How to start a compost pile in 4 steps
Composting can be intimidating, even though it's really very simple. If you're resisting the trend because it seems messy and gross, let us clear the air.
Wed, Oct 19, 2011 at 02:37 PM
Now is the perfect time to start a compost pile. You can do it fancy or simple. And if you know me, you know I always prefer simple. Compost is the most important thing you can use in your garden to improve your land’s fertility (lawn, garden, and landscape), get rid of kitchen and yard waste efficiently, and save time and money. The only science involved is the science of decomposition — when things decompose, they turn into the most potent, valuable fertilizer on the market. Why buy it in the store when you can make it at home for free?
Step 1: Figure out where to put it, and if you need to put it in something.
If you are lucky to live on a nice patch of land, you can simply make a compost pile in a back corner somewhere. You don’t really need a container to make compost. However, if you live on a smaller patch of land, you might want to get a container to keep things looking tidy. I have tried lots of containers over the years. My husband’s favorite is probably the compost tumbler, mainly because he can move it close to the kitchen door in the winter. My favorite container is one I had shipped over from England, mostly because it looks beautiful in my veggie garden. We keep our compost containers right in the veggie patch, since that’s where most weeds and veggie leftovers go in, and where the good black gold comes out. If you live in the city, you probably will want a container. All compost containers (except for the compost tumbler) look kind of like trash cans, but without a bottom, so the good microbes from the soil can get in and do their business. If you have an old trash can lying about, you can just cut off the bottom, and voilà! You have a composter.

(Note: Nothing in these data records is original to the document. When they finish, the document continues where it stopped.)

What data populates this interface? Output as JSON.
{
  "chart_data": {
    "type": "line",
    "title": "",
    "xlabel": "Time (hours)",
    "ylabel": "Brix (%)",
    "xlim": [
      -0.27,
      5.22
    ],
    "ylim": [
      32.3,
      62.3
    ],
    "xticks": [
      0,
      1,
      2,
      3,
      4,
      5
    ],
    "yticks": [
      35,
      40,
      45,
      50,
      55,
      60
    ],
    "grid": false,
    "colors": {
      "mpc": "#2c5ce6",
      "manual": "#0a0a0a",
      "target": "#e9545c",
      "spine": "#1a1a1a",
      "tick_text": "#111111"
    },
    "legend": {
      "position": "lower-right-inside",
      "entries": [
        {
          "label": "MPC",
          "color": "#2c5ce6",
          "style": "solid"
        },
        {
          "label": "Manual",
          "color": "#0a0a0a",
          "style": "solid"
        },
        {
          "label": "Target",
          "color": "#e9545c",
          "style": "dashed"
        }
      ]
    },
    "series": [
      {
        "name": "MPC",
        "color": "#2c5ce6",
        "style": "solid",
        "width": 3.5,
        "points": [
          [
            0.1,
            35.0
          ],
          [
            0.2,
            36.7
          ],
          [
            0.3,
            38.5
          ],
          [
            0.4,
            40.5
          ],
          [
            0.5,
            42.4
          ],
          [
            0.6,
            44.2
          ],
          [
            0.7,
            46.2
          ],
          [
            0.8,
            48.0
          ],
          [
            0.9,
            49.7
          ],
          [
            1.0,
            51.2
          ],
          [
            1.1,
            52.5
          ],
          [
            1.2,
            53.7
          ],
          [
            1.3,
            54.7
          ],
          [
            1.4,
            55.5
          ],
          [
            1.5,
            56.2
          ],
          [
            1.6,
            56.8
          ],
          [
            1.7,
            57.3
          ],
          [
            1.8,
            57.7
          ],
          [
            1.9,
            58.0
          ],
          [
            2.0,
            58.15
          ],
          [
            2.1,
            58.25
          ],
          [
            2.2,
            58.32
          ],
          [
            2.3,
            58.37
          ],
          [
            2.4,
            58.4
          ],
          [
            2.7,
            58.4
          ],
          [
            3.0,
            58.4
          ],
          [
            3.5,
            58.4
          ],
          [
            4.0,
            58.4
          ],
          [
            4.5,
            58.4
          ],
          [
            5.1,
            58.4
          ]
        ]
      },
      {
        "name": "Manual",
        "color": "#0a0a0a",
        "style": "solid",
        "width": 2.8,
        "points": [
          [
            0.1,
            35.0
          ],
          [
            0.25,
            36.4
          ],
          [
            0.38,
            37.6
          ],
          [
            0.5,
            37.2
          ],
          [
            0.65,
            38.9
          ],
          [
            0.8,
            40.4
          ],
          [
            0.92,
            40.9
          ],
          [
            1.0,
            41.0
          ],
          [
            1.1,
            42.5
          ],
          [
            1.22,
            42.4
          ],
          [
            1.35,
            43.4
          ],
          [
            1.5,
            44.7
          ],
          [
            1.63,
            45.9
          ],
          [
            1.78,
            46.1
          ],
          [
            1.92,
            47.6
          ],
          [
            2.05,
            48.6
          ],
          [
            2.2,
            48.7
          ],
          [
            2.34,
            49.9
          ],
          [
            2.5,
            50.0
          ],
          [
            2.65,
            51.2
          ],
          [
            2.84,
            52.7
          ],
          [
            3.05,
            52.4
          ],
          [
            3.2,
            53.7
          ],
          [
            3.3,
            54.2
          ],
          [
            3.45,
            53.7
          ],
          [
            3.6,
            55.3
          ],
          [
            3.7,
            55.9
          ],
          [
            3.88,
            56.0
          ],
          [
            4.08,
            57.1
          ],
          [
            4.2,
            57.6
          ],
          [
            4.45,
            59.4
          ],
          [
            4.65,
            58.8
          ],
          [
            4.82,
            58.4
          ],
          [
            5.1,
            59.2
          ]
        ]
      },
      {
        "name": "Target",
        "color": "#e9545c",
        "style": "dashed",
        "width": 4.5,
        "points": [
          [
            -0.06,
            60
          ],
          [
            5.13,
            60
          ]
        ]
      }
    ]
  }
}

Step 2: Start collecting stuff to put on your pile.
From outside the house, you can put weeds (but not poison ivy please), leaves, old dying plant material, and garden waste. From inside the house, you can get a fancy compost bucket for your kitchen sink if you like, or you can just use a bucket or old container to collect kitchen waste. Things to avoid putting on the compost pile include anything toxic, meat, bones, processed foods, dairy, and pet poop. But any other kitchen waste from vegetables or fruits, egg shells, coffee or tea grounds and even the shells of things like clams and crab are good, really good. Take this stuff out to your pile daily, otherwise it starts to decompose inside the house instead of outside the house, and might start to smell. Keep your waste container clean between loads, and you will have a clean-smelling, efficient composting operation set up in your household.
Step 3: Wait. Some people, compost connoisseurs, may have all sorts of elaborate rituals and techniques for speeding up the composting process. But it never fails if you just wait. Keep on adding to the top, and in a few months, at the bottom, you will have rich, dark, fertile compost to spread around. (That’s why a lot of composters have little doors at the bottom — no, it’s not for the composting gnomes to get in to do their job! ... Or is it?)
Alas, the peonies are now done blooming, but it just goes to show what a little compost can do!
Step 4: Use it.
If you don’t use it, you won’t lose it ... it just waits for you. And even if you never use it, you’ve already done great work by keeping waste out of the public waste stream. However, compost loves to be used. You can spread it lightly on your lawn to make it greener. You can put it on your veggie patch to make it grow bigger, healthier, stronger veggies. You can put it on your flower beds to make your flowers more luscious and pest-resistant. You can sprinkle it around your houseplants or container plants. You can package it nicely and give it to friends and neighbors.
Compost is an organic gardener’s most powerful tool for raising healthy, pest-free, and beautiful gardens. Now there is nothing stopping you from getting started!